Apophthegmata Laconica

Plutarch

Plutarch. Moralia, Vol. III. Babbitt, Frank Cole, translator. Cambridge, MA: Harvard University Press; London: William Heinemann Ltd., 1931 (printing).

A Spartan, being asked why he wore his beard so very long, said, So that I may see my grey hairs and do nothing unworthy of them.

Another, in answer to the inquiry, Why do you use short swords? said, So that we may get close to the enemy.

When someone was praising the Argive warriors, a Spartan said, Yes, at Troy! [*](A thousand years before.)

Another, being told that some people after dining are forced to drink, [*](Perhaps because the reference is to the expression πρὸς βίαν πίνειν found in Alcaeus (No. 20 in Bergk, Poet. Lyr. Graec. iii. p. 156), Sophocles (Frag. 669 Nauck) and Aristophanes (Acharnians, 73). Cf. also Menander, The Arbitrants, lines 4-5 (in L.C.L. p. 18) where the same words are used.) said, What, and are they forced to eat also?

When Pindar wrote, [*](Frag. No. 76 (ed. Christ).)

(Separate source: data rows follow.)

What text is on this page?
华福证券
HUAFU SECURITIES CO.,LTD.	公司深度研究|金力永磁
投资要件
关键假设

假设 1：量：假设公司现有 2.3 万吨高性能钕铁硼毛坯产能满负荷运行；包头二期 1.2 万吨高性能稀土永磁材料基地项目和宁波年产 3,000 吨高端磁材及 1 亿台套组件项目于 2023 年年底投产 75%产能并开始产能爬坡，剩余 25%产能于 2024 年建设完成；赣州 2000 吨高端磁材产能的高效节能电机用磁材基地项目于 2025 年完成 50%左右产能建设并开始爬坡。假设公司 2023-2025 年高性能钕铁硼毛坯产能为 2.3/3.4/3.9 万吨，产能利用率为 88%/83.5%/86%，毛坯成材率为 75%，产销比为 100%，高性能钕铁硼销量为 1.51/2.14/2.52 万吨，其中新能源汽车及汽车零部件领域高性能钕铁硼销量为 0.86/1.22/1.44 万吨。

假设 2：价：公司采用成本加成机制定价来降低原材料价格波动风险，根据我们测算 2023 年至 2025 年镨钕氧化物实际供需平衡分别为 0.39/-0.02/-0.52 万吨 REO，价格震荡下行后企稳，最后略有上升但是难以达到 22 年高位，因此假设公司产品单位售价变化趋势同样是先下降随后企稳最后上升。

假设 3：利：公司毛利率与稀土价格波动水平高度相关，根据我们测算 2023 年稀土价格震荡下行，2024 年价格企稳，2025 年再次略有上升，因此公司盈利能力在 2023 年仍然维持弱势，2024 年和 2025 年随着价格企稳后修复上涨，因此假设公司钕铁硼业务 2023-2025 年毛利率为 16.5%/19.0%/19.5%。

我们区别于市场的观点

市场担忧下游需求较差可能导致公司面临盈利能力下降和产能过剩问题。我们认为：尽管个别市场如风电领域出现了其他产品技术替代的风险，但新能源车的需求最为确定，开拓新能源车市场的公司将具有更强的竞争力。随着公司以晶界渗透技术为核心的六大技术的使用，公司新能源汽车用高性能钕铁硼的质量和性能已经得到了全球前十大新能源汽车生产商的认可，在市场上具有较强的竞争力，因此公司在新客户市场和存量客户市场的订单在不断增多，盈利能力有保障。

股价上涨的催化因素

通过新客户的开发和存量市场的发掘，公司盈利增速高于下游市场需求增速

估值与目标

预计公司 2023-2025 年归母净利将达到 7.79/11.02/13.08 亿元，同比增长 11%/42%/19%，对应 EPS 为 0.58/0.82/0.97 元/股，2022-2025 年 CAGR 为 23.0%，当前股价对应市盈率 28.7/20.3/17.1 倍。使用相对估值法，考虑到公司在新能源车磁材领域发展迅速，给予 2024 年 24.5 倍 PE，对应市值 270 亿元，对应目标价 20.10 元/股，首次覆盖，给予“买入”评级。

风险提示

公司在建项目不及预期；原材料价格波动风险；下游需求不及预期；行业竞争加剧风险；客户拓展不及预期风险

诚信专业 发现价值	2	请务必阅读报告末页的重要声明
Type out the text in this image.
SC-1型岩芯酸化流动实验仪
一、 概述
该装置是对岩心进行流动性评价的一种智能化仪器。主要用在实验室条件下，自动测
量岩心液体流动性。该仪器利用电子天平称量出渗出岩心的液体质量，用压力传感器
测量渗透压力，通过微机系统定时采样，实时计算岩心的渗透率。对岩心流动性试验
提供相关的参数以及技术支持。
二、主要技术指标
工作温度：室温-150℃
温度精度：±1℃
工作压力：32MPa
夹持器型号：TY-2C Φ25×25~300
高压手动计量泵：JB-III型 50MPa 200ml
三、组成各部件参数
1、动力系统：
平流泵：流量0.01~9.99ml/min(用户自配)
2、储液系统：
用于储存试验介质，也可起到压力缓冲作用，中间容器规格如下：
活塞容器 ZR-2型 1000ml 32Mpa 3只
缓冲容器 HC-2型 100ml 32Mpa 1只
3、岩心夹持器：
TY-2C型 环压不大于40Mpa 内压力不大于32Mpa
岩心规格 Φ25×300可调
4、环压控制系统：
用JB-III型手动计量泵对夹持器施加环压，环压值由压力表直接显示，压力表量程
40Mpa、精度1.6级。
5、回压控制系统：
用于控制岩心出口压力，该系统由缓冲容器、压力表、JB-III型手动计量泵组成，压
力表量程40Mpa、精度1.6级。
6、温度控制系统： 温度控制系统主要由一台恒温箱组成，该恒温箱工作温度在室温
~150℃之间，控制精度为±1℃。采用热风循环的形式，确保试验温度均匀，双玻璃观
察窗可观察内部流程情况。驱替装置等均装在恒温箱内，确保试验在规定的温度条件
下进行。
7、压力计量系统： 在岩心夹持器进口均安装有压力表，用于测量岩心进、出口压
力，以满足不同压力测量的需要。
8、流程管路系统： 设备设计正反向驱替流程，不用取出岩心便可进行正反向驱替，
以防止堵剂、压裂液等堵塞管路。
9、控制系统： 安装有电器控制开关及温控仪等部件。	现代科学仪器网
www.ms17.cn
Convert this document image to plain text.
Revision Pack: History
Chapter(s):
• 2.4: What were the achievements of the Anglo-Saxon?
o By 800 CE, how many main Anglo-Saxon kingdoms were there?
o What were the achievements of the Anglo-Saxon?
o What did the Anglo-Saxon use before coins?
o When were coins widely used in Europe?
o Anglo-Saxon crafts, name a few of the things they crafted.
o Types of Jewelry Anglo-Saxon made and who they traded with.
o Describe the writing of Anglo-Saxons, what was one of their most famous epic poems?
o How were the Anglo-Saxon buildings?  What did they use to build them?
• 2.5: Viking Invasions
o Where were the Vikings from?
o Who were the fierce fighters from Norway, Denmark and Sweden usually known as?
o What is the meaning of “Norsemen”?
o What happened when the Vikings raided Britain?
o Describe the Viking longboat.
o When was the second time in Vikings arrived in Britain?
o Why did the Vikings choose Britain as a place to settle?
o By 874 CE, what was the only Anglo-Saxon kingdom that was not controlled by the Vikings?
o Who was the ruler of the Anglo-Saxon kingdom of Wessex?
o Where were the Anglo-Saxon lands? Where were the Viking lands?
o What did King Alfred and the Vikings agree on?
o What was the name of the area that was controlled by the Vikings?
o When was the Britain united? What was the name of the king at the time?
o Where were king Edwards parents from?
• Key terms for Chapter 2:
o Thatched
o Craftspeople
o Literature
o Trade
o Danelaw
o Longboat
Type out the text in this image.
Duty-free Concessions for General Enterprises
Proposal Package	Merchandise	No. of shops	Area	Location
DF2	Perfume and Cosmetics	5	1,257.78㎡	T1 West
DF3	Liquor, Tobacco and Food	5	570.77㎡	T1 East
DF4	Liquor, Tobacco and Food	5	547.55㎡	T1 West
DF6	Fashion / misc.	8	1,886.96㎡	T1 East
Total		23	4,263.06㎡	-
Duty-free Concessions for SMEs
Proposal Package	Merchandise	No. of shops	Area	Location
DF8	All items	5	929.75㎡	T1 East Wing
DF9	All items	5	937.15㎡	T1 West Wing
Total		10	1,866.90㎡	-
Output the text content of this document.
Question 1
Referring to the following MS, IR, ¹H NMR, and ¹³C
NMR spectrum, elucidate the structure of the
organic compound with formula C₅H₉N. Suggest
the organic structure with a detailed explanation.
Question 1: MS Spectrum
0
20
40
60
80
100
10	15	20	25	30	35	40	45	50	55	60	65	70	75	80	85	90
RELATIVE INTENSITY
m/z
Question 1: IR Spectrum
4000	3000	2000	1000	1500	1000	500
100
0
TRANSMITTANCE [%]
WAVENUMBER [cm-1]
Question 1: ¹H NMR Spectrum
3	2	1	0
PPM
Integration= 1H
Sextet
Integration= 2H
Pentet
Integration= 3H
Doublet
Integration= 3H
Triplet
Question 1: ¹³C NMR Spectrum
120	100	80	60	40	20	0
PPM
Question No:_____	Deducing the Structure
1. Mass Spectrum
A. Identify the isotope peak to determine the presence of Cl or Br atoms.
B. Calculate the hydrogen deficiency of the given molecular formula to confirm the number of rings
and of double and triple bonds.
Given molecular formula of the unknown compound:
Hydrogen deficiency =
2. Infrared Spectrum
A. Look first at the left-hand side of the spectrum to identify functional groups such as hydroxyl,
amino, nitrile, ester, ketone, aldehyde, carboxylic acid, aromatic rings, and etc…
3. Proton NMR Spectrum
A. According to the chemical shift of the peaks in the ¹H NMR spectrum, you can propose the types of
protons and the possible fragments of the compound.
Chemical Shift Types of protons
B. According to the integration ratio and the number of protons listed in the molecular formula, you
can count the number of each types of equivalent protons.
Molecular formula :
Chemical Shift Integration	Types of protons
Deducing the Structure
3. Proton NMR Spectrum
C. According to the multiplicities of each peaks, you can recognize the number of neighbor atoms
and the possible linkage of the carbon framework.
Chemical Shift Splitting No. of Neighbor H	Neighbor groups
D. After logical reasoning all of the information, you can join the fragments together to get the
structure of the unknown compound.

Athens the mainstay of Greece,
a Spartan said that Greece was like to fall if it rested on any such mainstay as that!

Someone on seeing a painting in which Spartans were depicted being slain by Athenians, kept repeating, Brave, brave Athenians. A Spartan cut in with, Yes, in the picture!

To a man who was listening avidly to some spitefully slanderous remarks a Spartan said, Stop being so generous with your ears against me! [*](Cf. the similar remark of Simonides quoted in Stobaeus, Florilegium, ii. 42.)